One of the driving reasons that Kentucky has historically been effectively closed for DtC sales, despite the prior allowance for Small Farm Wineries, has been the risk of felony charges that carriers faced if they shipped any package containing alcohol to a region designated as “dry” (no alcohol sales permitted) or “moist” (alcohol sales restricted, but not entirely banned). A felony penalty can be a very serious consequence, which no carrier (such as FedEx or UPS) had ever been willing to risk.

HB 400 does still clearly state that deliveries of any alcoholic product to any territory in the state that prohibits such sales is absolutely prohibited. However, HB 400 also provides that properly licensed common carriers and transporters and their employees may not be held liable for a delivery to a prohibited territory when fulfilling a consigned order.

Further, HB 400 provides that wineries, retailers, and distilleries can use a written representation from the purchaser that the delivery address was in a territory that permitted the sale as an absolute defense to any charge of an impermissible shipment. That is, if the shipper can get the purchaser to state in writing that they can buy the product at the delivery address, the shipper can claim they were acting in good faith if it turns out that that was not the case. The form that this written statement needs to take, though, is unclear.


What does all this mean?

Whether these provisions will really change things for the Kentucky DtC market remains to be seen.

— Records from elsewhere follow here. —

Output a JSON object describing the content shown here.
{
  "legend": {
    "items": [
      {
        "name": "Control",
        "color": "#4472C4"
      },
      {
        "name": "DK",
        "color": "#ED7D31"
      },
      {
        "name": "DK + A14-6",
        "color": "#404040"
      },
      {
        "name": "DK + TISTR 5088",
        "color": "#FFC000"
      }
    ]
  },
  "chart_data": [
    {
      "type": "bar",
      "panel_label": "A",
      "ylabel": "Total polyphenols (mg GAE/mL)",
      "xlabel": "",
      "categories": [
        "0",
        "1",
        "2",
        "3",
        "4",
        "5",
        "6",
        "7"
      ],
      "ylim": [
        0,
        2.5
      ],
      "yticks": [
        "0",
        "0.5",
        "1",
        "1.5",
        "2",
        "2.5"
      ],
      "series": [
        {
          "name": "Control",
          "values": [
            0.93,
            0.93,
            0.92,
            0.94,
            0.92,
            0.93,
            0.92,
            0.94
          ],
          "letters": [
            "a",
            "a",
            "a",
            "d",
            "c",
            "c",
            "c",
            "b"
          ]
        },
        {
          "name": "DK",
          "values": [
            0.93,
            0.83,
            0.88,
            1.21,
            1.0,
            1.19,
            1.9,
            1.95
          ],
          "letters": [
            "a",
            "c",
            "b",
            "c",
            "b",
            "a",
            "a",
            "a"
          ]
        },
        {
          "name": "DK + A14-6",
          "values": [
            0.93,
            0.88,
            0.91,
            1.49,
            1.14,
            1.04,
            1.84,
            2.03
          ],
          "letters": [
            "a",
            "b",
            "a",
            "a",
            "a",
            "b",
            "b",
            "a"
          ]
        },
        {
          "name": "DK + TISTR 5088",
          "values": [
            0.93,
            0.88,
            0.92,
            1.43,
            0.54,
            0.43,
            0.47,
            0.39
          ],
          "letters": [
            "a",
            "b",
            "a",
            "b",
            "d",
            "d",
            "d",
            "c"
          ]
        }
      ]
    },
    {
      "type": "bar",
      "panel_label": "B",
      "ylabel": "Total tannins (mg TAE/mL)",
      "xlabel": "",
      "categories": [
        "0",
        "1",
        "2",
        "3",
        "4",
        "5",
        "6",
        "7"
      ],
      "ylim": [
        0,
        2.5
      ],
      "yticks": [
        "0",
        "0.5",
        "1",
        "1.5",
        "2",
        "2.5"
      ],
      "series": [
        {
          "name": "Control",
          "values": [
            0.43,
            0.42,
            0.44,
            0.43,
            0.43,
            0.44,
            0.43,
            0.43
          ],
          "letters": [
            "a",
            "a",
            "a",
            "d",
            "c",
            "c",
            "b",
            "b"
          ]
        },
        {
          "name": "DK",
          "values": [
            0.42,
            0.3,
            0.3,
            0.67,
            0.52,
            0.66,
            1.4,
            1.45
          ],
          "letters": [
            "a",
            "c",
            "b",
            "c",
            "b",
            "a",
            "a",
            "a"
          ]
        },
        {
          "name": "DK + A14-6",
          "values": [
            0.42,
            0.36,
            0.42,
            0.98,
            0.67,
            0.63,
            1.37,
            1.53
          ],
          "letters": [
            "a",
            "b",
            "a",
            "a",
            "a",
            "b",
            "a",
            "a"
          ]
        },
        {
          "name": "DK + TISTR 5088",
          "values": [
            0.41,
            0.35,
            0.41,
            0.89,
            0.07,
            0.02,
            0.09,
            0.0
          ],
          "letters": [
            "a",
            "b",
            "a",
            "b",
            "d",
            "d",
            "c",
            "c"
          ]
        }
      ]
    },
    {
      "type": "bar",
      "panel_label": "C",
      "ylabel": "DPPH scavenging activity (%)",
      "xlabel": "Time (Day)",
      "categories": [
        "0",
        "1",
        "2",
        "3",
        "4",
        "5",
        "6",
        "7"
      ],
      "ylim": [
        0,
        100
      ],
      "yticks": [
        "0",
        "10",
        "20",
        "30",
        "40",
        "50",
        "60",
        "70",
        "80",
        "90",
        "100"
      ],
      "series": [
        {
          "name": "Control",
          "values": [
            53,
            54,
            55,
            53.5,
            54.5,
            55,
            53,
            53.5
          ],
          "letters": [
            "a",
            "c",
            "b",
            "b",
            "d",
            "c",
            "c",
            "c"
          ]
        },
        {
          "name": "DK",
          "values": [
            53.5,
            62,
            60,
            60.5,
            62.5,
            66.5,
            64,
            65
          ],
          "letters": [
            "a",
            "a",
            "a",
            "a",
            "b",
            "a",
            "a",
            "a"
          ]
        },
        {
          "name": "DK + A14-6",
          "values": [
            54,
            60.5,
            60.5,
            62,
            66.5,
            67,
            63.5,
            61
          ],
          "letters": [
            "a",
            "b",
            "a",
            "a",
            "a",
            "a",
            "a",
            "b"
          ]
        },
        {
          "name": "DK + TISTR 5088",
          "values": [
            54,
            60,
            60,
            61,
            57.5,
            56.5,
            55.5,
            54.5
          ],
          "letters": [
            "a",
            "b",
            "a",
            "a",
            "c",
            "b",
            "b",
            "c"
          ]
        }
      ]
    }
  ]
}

One of the biggest uncertainties is whether any tax obligations will attach to these new DtC permissions. It is currently unknown whether an out-of-state DtC seller would be required to collect and remit any excise, wholesale, or sales tax for their sales to Kentucky residents. We hope to receive clarification on this soon and will notify you on what we find.

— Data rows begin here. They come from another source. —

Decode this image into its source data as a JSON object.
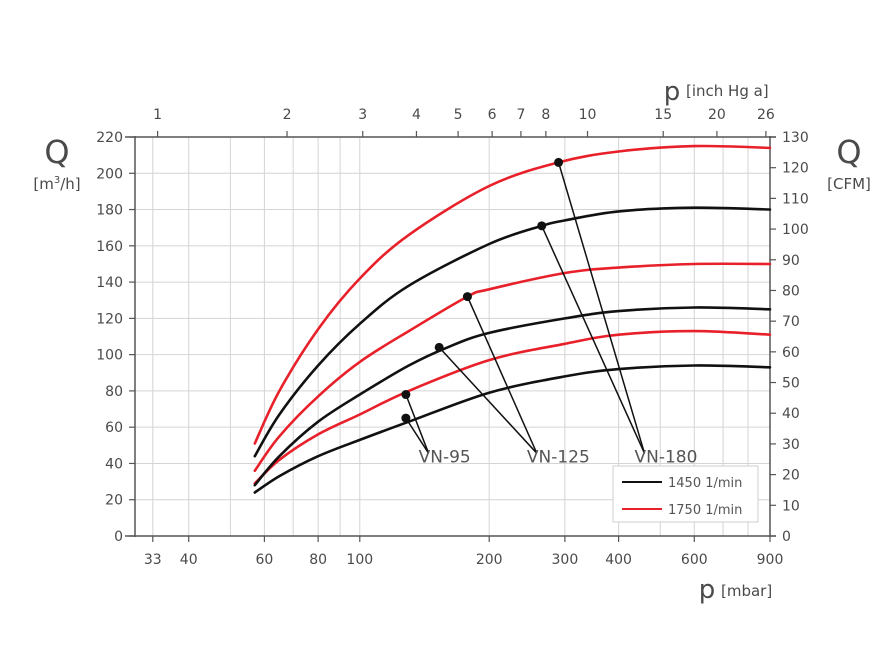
{
  "chart_data": {
    "type": "line",
    "x_axis": {
      "symbol": "p",
      "unit": "[mbar]",
      "scale": "log",
      "range": [
        30,
        900
      ],
      "ticks": [
        33,
        40,
        60,
        80,
        100,
        200,
        300,
        400,
        600,
        900
      ],
      "gridlines": [
        33,
        40,
        50,
        60,
        70,
        80,
        90,
        100,
        200,
        300,
        400,
        500,
        600,
        700,
        800,
        900
      ]
    },
    "x2_axis": {
      "symbol": "p",
      "unit": "[inch Hg a]",
      "ticks": [
        1,
        2,
        3,
        4,
        5,
        6,
        7,
        8,
        10,
        15,
        20,
        26
      ]
    },
    "y_axis": {
      "symbol": "Q",
      "unit_base": "[m",
      "unit_sup": "3",
      "unit_end": "/h]",
      "range": [
        0,
        220
      ],
      "ticks": [
        0,
        20,
        40,
        60,
        80,
        100,
        120,
        140,
        160,
        180,
        200,
        220
      ]
    },
    "y2_axis": {
      "symbol": "Q",
      "unit": "[CFM]",
      "range": [
        0,
        130
      ],
      "ticks": [
        0,
        10,
        20,
        30,
        40,
        50,
        60,
        70,
        80,
        90,
        100,
        110,
        120,
        130
      ]
    },
    "grid": true,
    "legend": {
      "position": "bottom-right",
      "entries": [
        {
          "label": "1450 1/min",
          "color": "#111111"
        },
        {
          "label": "1750 1/min",
          "color": "#e8202a"
        }
      ]
    },
    "series": [
      {
        "model": "VN-95",
        "speed": "1450 1/min",
        "color": "#111111",
        "x": [
          57,
          65,
          80,
          100,
          130,
          200,
          300,
          400,
          600,
          900
        ],
        "y": [
          24,
          33,
          44,
          53,
          63,
          79,
          88,
          92,
          94,
          93
        ]
      },
      {
        "model": "VN-95",
        "speed": "1750 1/min",
        "color": "#e8202a",
        "x": [
          57,
          65,
          80,
          100,
          130,
          200,
          300,
          400,
          600,
          900
        ],
        "y": [
          29,
          42,
          56,
          67,
          80,
          97,
          106,
          111,
          113,
          111
        ]
      },
      {
        "model": "VN-125",
        "speed": "1450 1/min",
        "color": "#111111",
        "x": [
          57,
          65,
          80,
          100,
          130,
          160,
          200,
          300,
          400,
          600,
          900
        ],
        "y": [
          28,
          44,
          63,
          78,
          94,
          104,
          112,
          120,
          124,
          126,
          125
        ]
      },
      {
        "model": "VN-125",
        "speed": "1750 1/min",
        "color": "#e8202a",
        "x": [
          57,
          65,
          80,
          100,
          130,
          178,
          200,
          300,
          400,
          600,
          900
        ],
        "y": [
          36,
          55,
          77,
          96,
          113,
          132,
          136,
          145,
          148,
          150,
          150
        ]
      },
      {
        "model": "VN-180",
        "speed": "1450 1/min",
        "color": "#111111",
        "x": [
          57,
          65,
          80,
          100,
          130,
          200,
          265,
          300,
          400,
          600,
          900
        ],
        "y": [
          44,
          67,
          94,
          117,
          138,
          161,
          171,
          174,
          179,
          181,
          180
        ]
      },
      {
        "model": "VN-180",
        "speed": "1750 1/min",
        "color": "#e8202a",
        "x": [
          57,
          65,
          80,
          100,
          130,
          200,
          290,
          400,
          600,
          900
        ],
        "y": [
          51,
          80,
          114,
          142,
          166,
          193,
          206,
          212,
          215,
          214
        ]
      }
    ],
    "rated_points": [
      {
        "x": 128,
        "y": 65,
        "label": "VN-95"
      },
      {
        "x": 128,
        "y": 78,
        "label": "VN-95"
      },
      {
        "x": 153,
        "y": 104,
        "label": "VN-125"
      },
      {
        "x": 178,
        "y": 132,
        "label": "VN-125"
      },
      {
        "x": 265,
        "y": 171,
        "label": "VN-180"
      },
      {
        "x": 290,
        "y": 206,
        "label": "VN-180"
      }
    ],
    "model_labels": [
      {
        "text": "VN-95",
        "x": 140,
        "y": 50
      },
      {
        "text": "VN-125",
        "x": 250,
        "y": 50
      },
      {
        "text": "VN-180",
        "x": 445,
        "y": 50
      }
    ]
  }
}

Looking beyond the tax issue, we have yet to see whether any carrier will make a move to accept packages going to Kentucky. They have been dealing with a crackdown in a number of other states in recent years, so it is uncertain how they will approach the Kentucky market, especially when the state has historically been so restrictive.

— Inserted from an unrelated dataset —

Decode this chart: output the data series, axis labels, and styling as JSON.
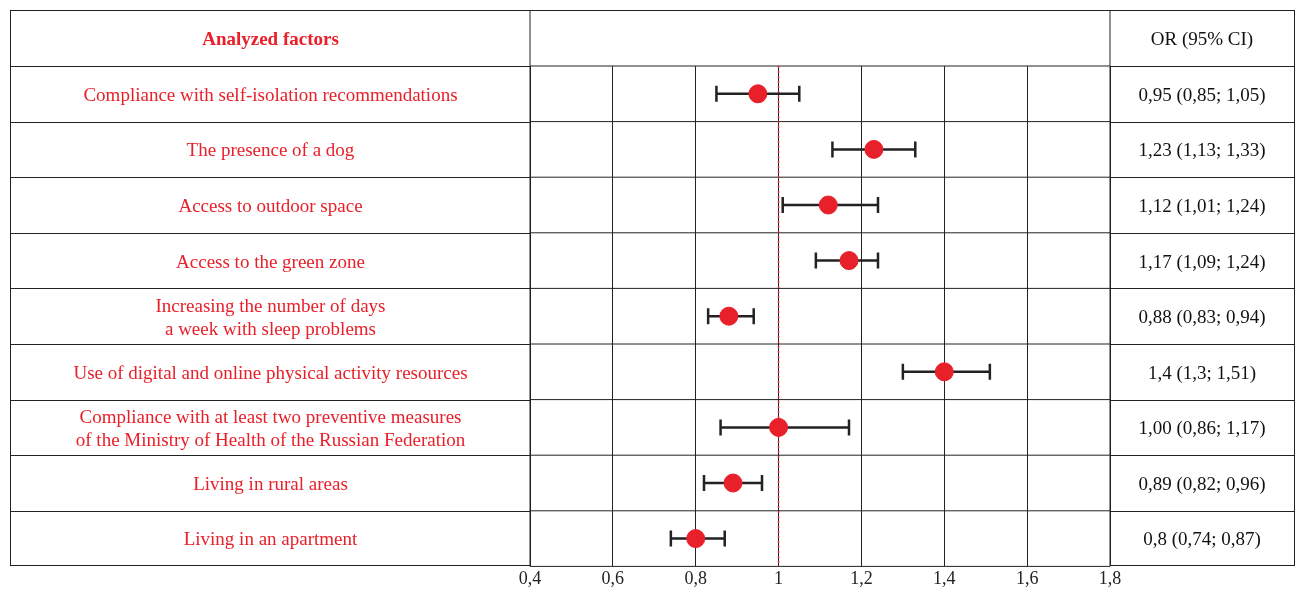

Limiting all purchases, even subscribing to a club, to only on-site orders may also be a barrier, though there is an interesting history to such a rule in Kentucky. A similar rule applied originally to the rules permitting DtC sales for Small Farm Wineries. However, in a 2006 case (Church Hill Vineyards v. V. Lavoyed Hudgins), the U.S. District Court for the Western District of Kentucky ruled that an on-site-only restriction was unconstitutional, as it effectively prevented Kentucky residents from accessing approximately 99% of U.S. wineries. How the ABC will proceed with the on-site-only restrictions in HB 400 remains to be seen.

Further, HB 400 is not a panacea for Kentucky distillers. It is a fundamental rule for the DtC market that a shipper must follow the laws of the state into which they’re shipping. Currently, only a handful of states (North Dakota, New Hampshire, Nebraska, and the District of Columbia — and now Kentucky) permit shipping distilled spirits to residents in their borders.

So the vast majority of out-of-state visitors to the Bourbon Trail will still be disappointed when they ask to have a few bottles of Kentucky bourbon shipped home. Changing this will require a nationwide effort to change DtC rules regarding spirits; essentially something like the efforts that Free the Grapes! and Wine Institute have worked on over the last few decades.

Still, HB 400’s passage should be seen as a positive step for the beverage alcohol industry. Kentucky has taken steps to open itself up to the DtC market, removing a number of restrictions that had been a major barrier to Kentucky residents enjoying all the wine they wanted. If, going forward, carriers do accept orders to Kentucky and suppliers move to get licensed, we could expect the state to quickly jump up the ranks of DtC destination states.

As things develop, including how the ABC reacts to these new provisions, we at ShipCompliant by Sovos will make sure to keep you informed.